World Water Day is to commemorate human reliance on water and raises awareness of the 2.2 billion people living without access to safe water. The day also brings attention to the actions needed to achieve the United Nations Sustainable Development Goal 6, which stipulates “Clean Water and Sanitation for All by 2030”.
This year’s theme ‘groundwater’ puts a spotlight on the hidden water resource which is of critical significance and increases the awareness of the importance of taking care of our groundwater.
Dangote Cement is Africa’s leading cement producer with nearly 51.6Mta capacity across Africa. A fully integrated quarry-to-customer producer, the company has a production capacity of 35.25Mta in its home market, Nigeria.
The Obajana plant in Kogi State, Nigeria, is the largest in Africa with 16.25Mta of capacity across five lines; the Ibese plant in Ogun State has four cement lines with a combined installed capacity of 12Mta; the Gboko plant in Benue State has 4Mta; and Okpella plant in Edo State has 3Mta.
Through its recent investments, Dangote Cement has eliminated Nigeria’s dependence on imported cement and has transformed the nation into an exporter of cement serving neighbouring countries
LBS Sustainability Centre brings together theory and practice on sustainability, builds leadership skills and supports constructive dialogue and collaboration between business, government, civil society and academics to find solutions to critical sustainability challenges.
The Centre achieves its mission through conducting research that is academically rigorous and policy-relevant; delivering courses on sustainability management in Executive Education, MBA, and custom programmes; and hosting business action platforms to enable constructive dialogue and collaboration between business, government, civil society and academics to find solutions to critical sustainable development challenges in Nigeria.
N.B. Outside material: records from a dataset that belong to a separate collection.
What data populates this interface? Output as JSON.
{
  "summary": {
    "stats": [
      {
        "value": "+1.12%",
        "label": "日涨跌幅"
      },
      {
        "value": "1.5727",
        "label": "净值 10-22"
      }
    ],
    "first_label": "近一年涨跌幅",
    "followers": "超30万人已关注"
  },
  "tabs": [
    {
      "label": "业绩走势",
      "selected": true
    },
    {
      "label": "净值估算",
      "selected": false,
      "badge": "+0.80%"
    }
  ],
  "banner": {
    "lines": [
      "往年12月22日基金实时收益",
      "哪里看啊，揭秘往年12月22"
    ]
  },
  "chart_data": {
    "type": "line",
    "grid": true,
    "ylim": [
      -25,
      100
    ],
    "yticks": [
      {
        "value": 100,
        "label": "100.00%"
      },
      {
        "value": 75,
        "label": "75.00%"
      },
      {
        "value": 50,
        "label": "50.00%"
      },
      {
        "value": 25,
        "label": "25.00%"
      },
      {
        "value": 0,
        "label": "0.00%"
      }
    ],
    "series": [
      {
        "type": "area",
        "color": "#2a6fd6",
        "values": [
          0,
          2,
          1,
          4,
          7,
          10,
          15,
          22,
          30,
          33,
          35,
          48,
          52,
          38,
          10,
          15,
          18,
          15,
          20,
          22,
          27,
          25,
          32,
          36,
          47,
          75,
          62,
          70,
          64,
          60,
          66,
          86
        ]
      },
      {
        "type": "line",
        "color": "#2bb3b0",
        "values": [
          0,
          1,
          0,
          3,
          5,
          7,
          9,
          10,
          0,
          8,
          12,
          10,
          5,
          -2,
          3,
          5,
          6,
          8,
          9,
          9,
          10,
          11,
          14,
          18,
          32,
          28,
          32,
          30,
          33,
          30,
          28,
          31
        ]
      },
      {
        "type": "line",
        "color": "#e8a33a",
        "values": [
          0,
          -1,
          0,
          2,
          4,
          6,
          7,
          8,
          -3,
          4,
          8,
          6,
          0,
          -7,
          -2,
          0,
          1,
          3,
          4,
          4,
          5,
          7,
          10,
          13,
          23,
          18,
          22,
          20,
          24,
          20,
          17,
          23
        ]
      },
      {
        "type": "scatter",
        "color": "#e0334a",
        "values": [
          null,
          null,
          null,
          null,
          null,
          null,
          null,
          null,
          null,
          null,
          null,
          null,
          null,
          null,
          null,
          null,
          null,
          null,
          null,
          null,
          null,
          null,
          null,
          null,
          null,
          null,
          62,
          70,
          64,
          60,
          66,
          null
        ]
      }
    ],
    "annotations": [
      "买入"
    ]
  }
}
On the other hand, UNEP, since its inception in 1972, has been the global authority that sets the environmental agenda, promotes the coherent implementation of the environmental dimension of sustainable development within the United Nations system, and serves as an authoritative advocate for the global environment.
UNEP’s mission is to provide leadership and encourage partnership in caring for the environment by inspiring, informing, and enabling nations and peoples to improve their quality of life without compromising that of future generations.